Шрифт:
Избавиться от ощущения дежавю не выходило. «Так не должно быть! Он не мог найти меня!» Умом он понимал, что это возможно, но не сердцем. И мучительно стыдился своего прошлого.
– Куда мы идем? – окликнул он мужчину.
Тот обернулся через плечо, не сбавляя шаг:
– Увидишь.
Эскалатор вознес их на самый верх торгового центра – туда, где пахло дорогими духами и хорошим кофе, где созывали на семичасовой сеанс кинотеатров те же гладиаторы. Но Ланса вели дальше, мимо стеклянных витрин игрового зала и детской комнаты, в подсобные помещения.
Словно в кроличью нору, они нырнули в грузовой лифт и поднялись этажом выше. Усталая уборщица кореянка прошла мимо, не глядя по сторонам. А отец Ксаны, Витель, распахнул дверь с табличкой: «Осторожно! Высокое напряжение!»

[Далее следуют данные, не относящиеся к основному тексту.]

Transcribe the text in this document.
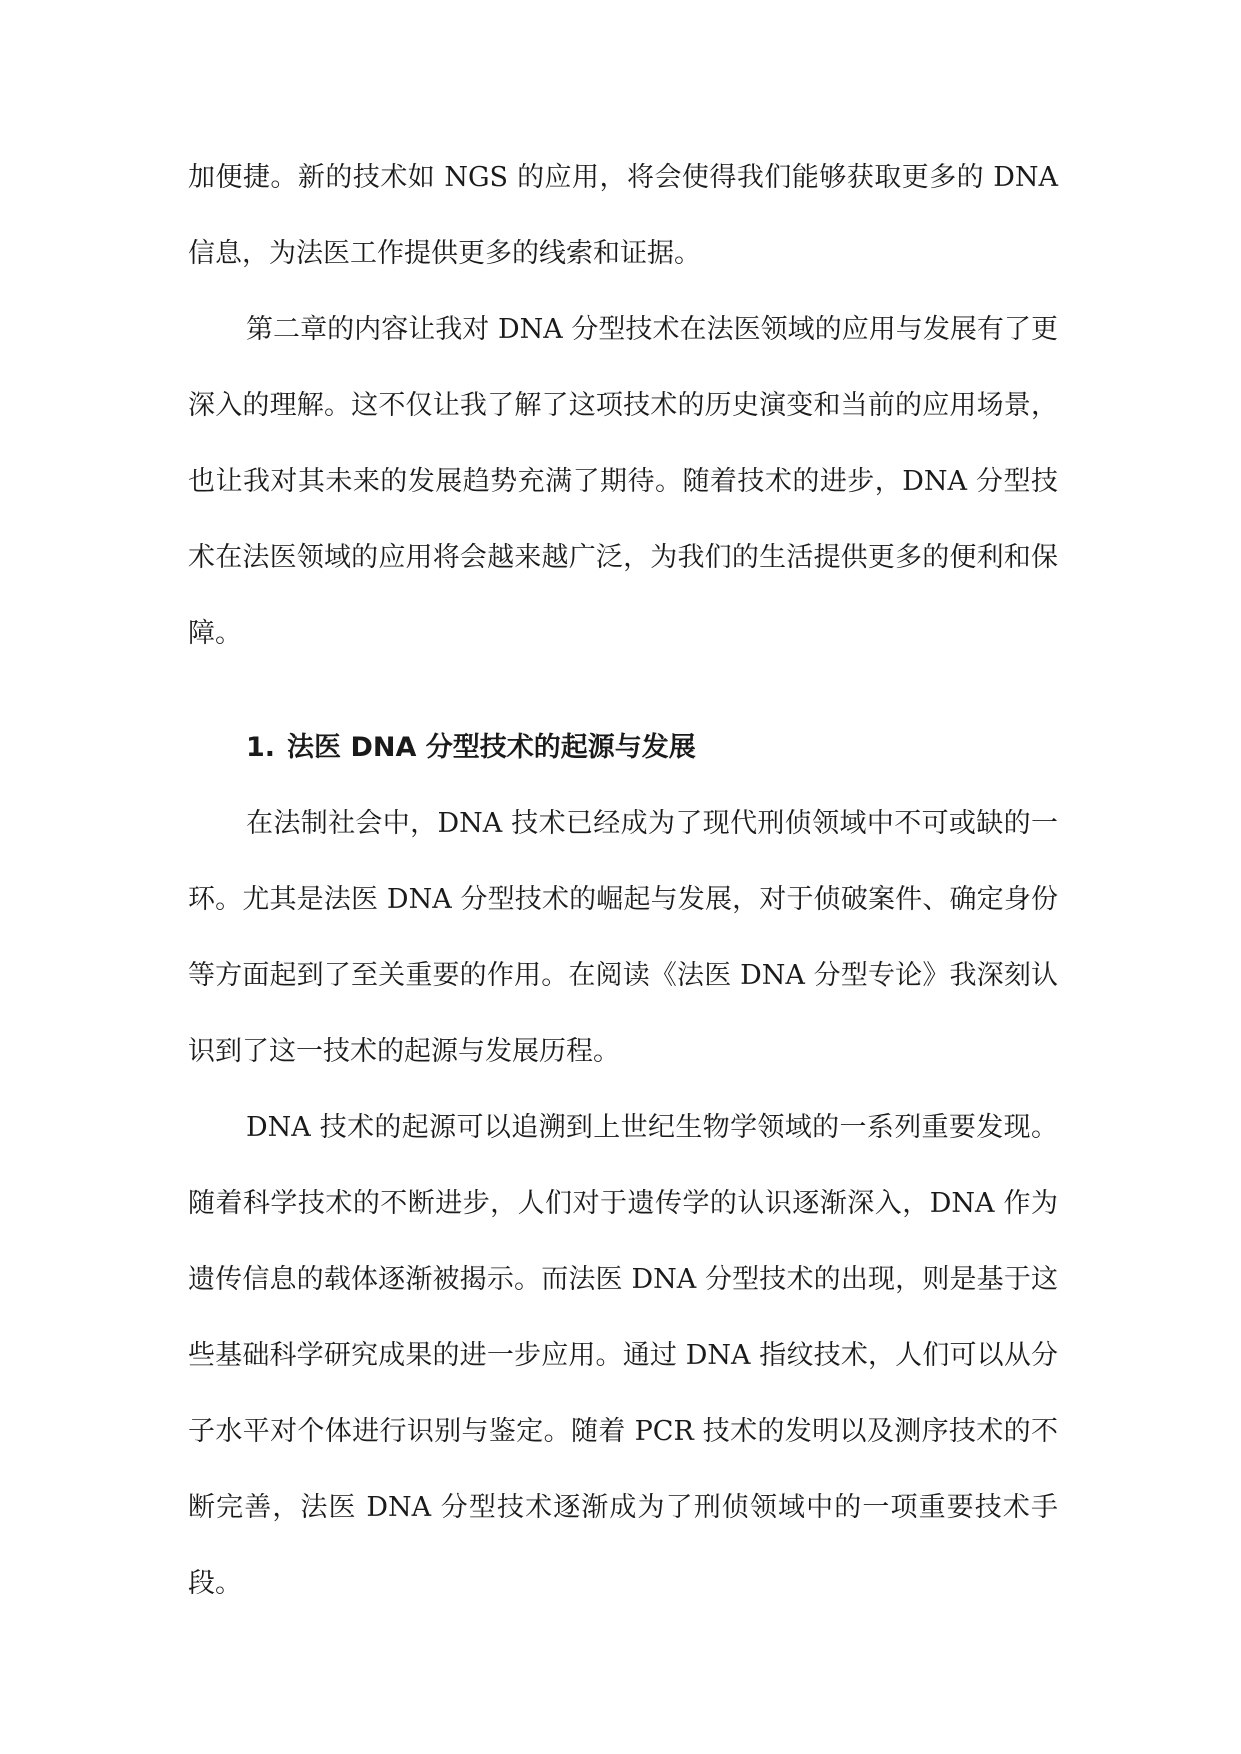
加便捷。新的技术如 NGS 的应用，将会使得我们能够获取更多的 DNA 信息，为法医工作提供更多的线索和证据。

第二章的内容让我对 DNA 分型技术在法医领域的应用与发展有了更深入的理解。这不仅让我了解了这项技术的历史演变和当前的应用场景，也让我对其未来的发展趋势充满了期待。随着技术的进步，DNA 分型技术在法医领域的应用将会越来越广泛，为我们的生活提供更多的便利和保障。

1. 法医 DNA 分型技术的起源与发展

在法制社会中，DNA 技术已经成为了现代刑侦领域中不可或缺的一环。尤其是法医 DNA 分型技术的崛起与发展，对于侦破案件、确定身份等方面起到了至关重要的作用。在阅读《法医 DNA 分型专论》我深刻认识到了这一技术的起源与发展历程。

DNA 技术的起源可以追溯到上世纪生物学领域的一系列重要发现。随着科学技术的不断进步，人们对于遗传学的认识逐渐深入，DNA 作为遗传信息的载体逐渐被揭示。而法医 DNA 分型技术的出现，则是基于这些基础科学研究成果的进一步应用。通过 DNA 指纹技术，人们可以从分子水平对个体进行识别与鉴定。随着 PCR 技术的发明以及测序技术的不断完善，法医 DNA 分型技术逐渐成为了刑侦领域中的一项重要技术手段。
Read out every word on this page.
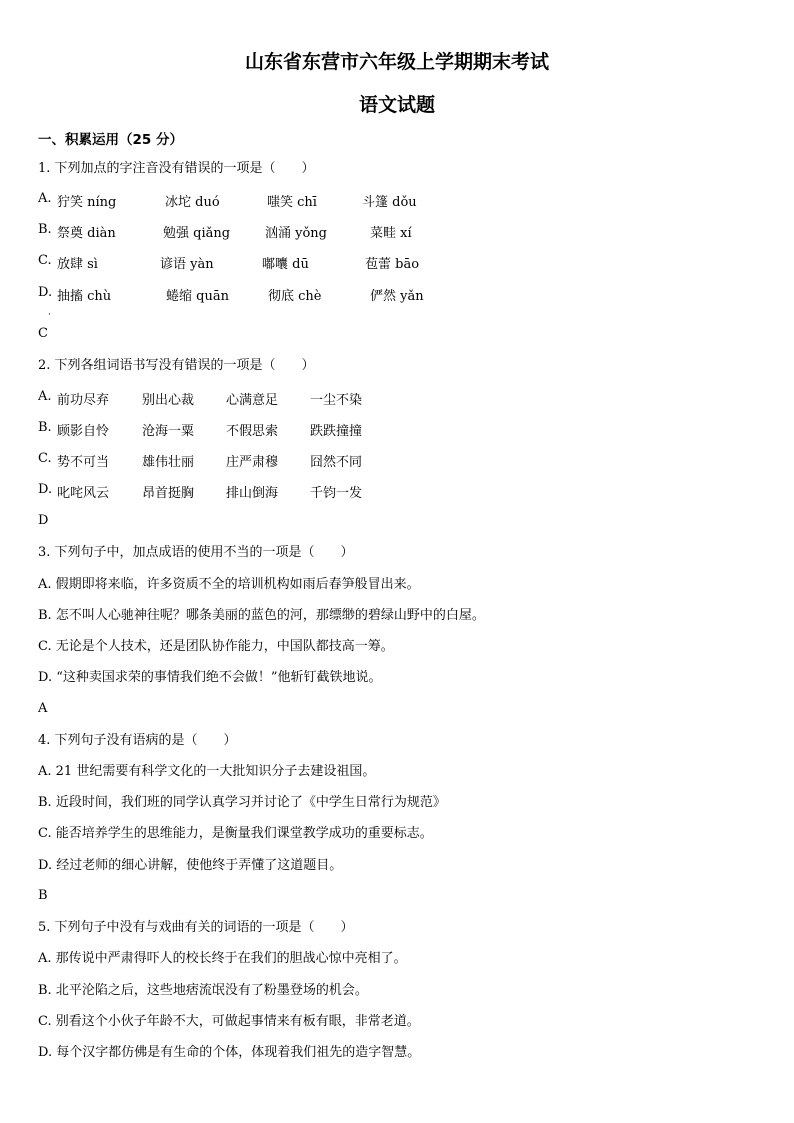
山东省东营市六年级上学期期末考试
语文试题
一、积累运用（25 分）
1. 下列加点的字注音没有错误的一项是（　　）
A. 狞笑 níng	冰坨 duó	嗤笑 chī	斗篷 dǒu
B. 祭奠 diàn	勉强 qiǎng	汹涌 yǒng	菜畦 xí
C. 放肆 sì	谚语 yàn	嘟囔 dū	苞蕾 bāo
D. 抽搐 chù	蜷缩 quān	彻底 chè	俨然 yǎn
·
C
2. 下列各组词语书写没有错误的一项是（　　）
A. 前功尽弃	别出心裁 心满意足 一尘不染
B. 顾影自怜	沧海一粟 不假思索 跌跌撞撞
C. 势不可当	雄伟壮丽 庄严肃穆 囧然不同
D. 叱咤风云	昂首挺胸 排山倒海 千钧一发
D
3. 下列句子中，加点成语的使用不当的一项是（　　）
A. 假期即将来临，许多资质不全的培训机构如雨后春笋般冒出来。
B. 怎不叫人心驰神往呢？哪条美丽的蓝色的河，那缥缈的碧绿山野中的白屋。
C. 无论是个人技术，还是团队协作能力，中国队都技高一筹。
D. “这种卖国求荣的事情我们绝不会做！”他斩钉截铁地说。
A
4. 下列句子没有语病的是（　　）
A. 21 世纪需要有科学文化的一大批知识分子去建设祖国。
B. 近段时间，我们班的同学认真学习并讨论了《中学生日常行为规范》
C. 能否培养学生的思维能力，是衡量我们课堂教学成功的重要标志。
D. 经过老师的细心讲解，使他终于弄懂了这道题目。
B
5. 下列句子中没有与戏曲有关的词语的一项是（　　）
A. 那传说中严肃得吓人的校长终于在我们的胆战心惊中亮相了。
B. 北平沦陷之后，这些地痞流氓没有了粉墨登场的机会。
C. 别看这个小伙子年龄不大，可做起事情来有板有眼，非常老道。
D. 每个汉字都仿佛是有生命的个体，体现着我们祖先的造字智慧。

За дверью длинными рядами, словно шторы, висели голографические полупрозрачные экраны. С ярко-синих полотен сияли подсвеченные лица. Тысячи разных лиц, смутно знакомых и неизвестных. Адреса, личная информация… Казалось, здесь есть досье на каждого жителя страны.
Ланс вдруг почувствовал себя очень маленьким и слабым. Люди, работавшие с экранами, изучали его, безмолвно приветствовали. Все как один – сенсы и психологи.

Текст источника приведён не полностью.